Mehr als 40 Jahre klingen The Pretenders mit Sängerin Chrissie Hynde immer frisch. Wie ein Spätwerk klingt auch das neue Album nicht.
Sie fackeln nicht lange. Die 68-jährige Chrissie Hynde und ihre Musiker haben ein Album eingespielt, das partout nicht klingen mag wie ein Spätwerk. Zehn Songs, die Hälfte der Lieder nicht mal auf drei Minuten lang. Aber es ist alles drin: «Hate For Sale» kommt teilweise dem Punk sehr nah. Wir haben die Sängerin in ihrem Londoner Appartement erreicht, wo sie derzeit vor allem malt.
Ex-Tennisstar John McEnroe liebt euer neues Album.
Chrissie Hynde: Ja, ich war unheimlich beruhigt, als John mir das sagte. Von Tennis habe ich zwar keine Ahnung, aber John und ich sind seit vielen Jahren befreundet. Er hat eine unglaubliche Sensibilität für traditionelle Rockmusik. Wenn John etwas klasse findet, dann ist es klasse.
«Hate For Sale» ist das erste Pretenders-Album, das Sie mit Ihrer langjährigen Tourband aufgenommen haben.
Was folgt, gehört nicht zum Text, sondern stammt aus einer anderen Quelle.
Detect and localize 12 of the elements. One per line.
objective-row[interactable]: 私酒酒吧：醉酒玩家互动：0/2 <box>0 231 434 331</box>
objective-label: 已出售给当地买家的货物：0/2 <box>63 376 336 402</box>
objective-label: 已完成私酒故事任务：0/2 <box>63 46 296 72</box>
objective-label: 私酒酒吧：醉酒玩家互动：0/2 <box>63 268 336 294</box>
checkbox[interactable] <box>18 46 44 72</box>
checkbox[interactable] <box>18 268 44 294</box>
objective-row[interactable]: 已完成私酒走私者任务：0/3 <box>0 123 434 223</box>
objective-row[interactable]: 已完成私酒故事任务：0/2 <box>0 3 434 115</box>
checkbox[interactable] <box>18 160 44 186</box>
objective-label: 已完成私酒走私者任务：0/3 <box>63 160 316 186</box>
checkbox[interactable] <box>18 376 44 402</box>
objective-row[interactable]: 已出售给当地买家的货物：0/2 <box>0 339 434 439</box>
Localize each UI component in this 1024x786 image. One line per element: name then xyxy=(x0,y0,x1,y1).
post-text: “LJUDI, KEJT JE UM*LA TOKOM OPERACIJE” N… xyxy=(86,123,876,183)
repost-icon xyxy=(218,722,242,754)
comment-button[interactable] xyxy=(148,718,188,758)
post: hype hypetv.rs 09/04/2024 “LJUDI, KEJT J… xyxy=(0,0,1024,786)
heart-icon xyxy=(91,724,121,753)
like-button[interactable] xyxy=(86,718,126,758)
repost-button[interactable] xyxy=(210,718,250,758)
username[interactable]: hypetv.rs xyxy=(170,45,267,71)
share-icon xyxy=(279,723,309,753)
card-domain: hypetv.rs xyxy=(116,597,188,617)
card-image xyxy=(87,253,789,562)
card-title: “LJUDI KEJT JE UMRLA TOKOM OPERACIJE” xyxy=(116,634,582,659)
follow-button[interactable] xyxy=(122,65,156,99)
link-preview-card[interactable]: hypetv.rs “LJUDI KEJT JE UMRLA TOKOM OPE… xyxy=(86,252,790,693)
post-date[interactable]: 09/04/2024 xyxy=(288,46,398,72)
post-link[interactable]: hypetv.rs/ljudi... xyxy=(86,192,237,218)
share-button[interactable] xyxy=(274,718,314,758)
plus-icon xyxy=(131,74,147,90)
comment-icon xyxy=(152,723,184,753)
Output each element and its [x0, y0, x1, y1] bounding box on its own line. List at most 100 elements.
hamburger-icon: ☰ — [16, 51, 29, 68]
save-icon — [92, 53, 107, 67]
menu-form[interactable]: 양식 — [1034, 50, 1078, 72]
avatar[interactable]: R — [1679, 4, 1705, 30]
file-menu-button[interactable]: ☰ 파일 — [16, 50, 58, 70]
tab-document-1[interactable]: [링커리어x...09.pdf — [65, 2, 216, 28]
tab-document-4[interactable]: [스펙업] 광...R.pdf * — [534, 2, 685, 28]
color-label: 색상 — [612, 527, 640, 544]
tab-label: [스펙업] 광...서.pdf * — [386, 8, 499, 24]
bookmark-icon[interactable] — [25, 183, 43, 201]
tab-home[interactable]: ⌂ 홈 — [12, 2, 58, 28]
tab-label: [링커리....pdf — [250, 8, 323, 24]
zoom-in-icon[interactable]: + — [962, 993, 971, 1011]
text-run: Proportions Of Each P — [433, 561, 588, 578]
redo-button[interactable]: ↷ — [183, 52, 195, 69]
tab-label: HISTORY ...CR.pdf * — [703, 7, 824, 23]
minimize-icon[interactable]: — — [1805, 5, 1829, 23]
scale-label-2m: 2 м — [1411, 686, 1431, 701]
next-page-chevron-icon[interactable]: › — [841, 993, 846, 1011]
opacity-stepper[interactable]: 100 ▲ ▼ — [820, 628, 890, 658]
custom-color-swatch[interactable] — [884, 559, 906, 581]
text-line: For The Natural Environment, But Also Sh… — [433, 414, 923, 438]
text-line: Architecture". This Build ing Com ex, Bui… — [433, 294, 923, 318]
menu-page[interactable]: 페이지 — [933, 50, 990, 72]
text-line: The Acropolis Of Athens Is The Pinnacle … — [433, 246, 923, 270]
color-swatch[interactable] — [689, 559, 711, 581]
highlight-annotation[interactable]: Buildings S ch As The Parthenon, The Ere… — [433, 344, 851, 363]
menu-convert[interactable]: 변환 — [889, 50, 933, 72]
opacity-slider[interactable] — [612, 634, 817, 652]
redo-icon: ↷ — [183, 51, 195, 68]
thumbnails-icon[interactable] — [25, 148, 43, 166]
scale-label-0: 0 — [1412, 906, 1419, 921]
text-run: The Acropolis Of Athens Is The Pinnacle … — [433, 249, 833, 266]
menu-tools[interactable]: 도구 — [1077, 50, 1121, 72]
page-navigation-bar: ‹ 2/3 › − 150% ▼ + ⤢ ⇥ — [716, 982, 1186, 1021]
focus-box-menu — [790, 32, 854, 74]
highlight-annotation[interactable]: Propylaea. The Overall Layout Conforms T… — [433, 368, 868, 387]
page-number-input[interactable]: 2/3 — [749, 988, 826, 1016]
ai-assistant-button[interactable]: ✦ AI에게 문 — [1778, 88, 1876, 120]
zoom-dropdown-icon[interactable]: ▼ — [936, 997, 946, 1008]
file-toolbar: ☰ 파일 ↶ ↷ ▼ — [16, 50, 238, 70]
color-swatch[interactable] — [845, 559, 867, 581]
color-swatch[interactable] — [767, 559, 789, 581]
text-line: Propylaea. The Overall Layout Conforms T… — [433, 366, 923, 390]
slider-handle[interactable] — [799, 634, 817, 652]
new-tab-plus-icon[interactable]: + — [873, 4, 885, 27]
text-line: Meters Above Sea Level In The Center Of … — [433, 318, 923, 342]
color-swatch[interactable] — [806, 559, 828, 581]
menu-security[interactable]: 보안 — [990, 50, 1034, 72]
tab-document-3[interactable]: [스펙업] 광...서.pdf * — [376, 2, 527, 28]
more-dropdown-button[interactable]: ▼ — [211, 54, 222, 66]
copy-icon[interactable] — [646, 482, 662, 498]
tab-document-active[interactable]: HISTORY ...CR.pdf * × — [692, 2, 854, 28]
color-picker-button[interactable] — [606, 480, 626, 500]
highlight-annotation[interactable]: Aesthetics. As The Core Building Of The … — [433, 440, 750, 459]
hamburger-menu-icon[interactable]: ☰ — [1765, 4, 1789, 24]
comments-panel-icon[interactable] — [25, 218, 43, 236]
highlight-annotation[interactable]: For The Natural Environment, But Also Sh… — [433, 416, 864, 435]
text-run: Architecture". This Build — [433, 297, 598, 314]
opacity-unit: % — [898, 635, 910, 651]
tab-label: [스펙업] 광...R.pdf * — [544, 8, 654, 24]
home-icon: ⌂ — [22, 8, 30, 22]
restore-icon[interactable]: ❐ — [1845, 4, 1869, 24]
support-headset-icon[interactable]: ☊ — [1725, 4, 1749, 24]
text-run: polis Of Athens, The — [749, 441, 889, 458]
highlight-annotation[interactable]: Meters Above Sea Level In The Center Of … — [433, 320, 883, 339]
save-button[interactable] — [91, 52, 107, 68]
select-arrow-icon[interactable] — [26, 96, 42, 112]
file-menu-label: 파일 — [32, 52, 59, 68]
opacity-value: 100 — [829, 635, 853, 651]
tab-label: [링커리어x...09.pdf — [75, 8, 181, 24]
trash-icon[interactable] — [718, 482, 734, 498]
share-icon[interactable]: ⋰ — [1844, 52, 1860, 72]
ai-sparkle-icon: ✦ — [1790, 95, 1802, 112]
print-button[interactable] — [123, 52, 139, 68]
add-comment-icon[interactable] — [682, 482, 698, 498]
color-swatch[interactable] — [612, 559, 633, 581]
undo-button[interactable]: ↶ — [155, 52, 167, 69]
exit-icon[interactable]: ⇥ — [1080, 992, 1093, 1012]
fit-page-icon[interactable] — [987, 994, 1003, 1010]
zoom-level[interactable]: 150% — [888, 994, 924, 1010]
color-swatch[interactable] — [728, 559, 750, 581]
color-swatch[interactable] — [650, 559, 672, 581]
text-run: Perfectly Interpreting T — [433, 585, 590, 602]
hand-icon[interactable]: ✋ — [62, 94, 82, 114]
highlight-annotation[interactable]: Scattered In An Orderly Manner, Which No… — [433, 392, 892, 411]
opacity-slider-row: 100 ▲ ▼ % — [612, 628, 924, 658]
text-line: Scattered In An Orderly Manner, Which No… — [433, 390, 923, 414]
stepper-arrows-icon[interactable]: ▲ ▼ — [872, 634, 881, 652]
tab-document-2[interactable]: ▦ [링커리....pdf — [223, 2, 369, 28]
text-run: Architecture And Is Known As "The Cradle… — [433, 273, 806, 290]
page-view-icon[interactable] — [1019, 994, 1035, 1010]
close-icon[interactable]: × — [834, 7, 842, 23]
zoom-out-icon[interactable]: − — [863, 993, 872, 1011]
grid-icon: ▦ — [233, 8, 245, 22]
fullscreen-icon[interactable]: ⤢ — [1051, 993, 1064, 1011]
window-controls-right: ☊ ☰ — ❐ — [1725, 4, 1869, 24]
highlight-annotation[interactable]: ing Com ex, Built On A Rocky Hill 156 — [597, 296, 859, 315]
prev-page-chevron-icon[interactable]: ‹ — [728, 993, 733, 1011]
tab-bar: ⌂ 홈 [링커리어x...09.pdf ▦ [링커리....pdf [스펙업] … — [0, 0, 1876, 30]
Was war euer Ansatz?
Einfach Spass zu haben! Wir sind für drei Wochen nach Frankreich in ein Häuschen gegangen und haben uns dort total der Musik gewidmet. Dass wir die Platte in unserer eingespielten Viererbesetzung aufnehmen wollten, stand von Beginn der Arbeit an felsenfest.
Die letzten Pretenders-Alben wurden in Stockholm und Nashville aufgenommen. Jetzt sind Sie in London geblieben. Weshalb?
Wir wollten alles bewusst eine Nummer kleiner halten. Ich bin das Fliegen so leid. Wenn es nach mir ginge, würde ich nie wieder im Leben ein Flugzeug betreten. Ich habe die Welt gesehen, es reicht. Ausserdem ist manches einfach zu teuer geworden. Du hast nicht mehr das Geld, alles so gross aufzuziehen. Die teils grotesken Exzesse der 80er, als du noch Millionen für ein lächerliches Musikvideo ausgegeben hast, sind zum Glück vorbei.
Ihr seid vor nicht allzu langer Zeit allerdings mit Phil Collins durch Südamerika und mit Stevie Nicks durch Australien getourt.
Ich stehe kein bisschen auf diese grossen Stadionshows. Aber Phil und Stevie sind ganz feine Menschen, und ganz ehrlich, wir machen das, um am Leben zu bleiben. Man kann heute nicht mehr zu wählerisch sein, wenn man als Band ein Auskommen haben will.
Die Pretenders gibt es seit mehr als vierzig Jahren. Eure Hits «I’ll Stand By You» oder «Back On The Chain Gang» sind Evergreens. Fühlen Sie sich wohl als Ikone?
Nein, echt nicht. «Ikone» heisst doch, dass du alt wirst. Und wer braucht das schon? Man rutscht halt automatisch in diese Ikonen-Klasse rein, wenn man lange genug nicht gestorben ist.
Weshalb ist das Album so kurz?
Man will ja niemanden langweilen. Dreissig Minuten Musik, kurz und knackig, das war unsere Herangehensweise. Aber Punk ist es nicht, der existierte damals ja auch nur etwa sechs Monate lang. Als die Punks lernten, wie man die Instrumente benutzt, war es schon kein Punk mehr (lacht).
Der Titelsong «Hate For Sale» könnte inhaltlich von den Donald Trumps dieser Welt handeln.
Kann sein, das ist aber nicht meine Absicht gewesen. Es geht in diesen Songs nicht um irgendwelche Politiker. Sondern einfach um ein paar stereotype Mistkerle.
The Pretenders: Hate For Sale. Fünf Songs sind schon online. Physisch ab17.7.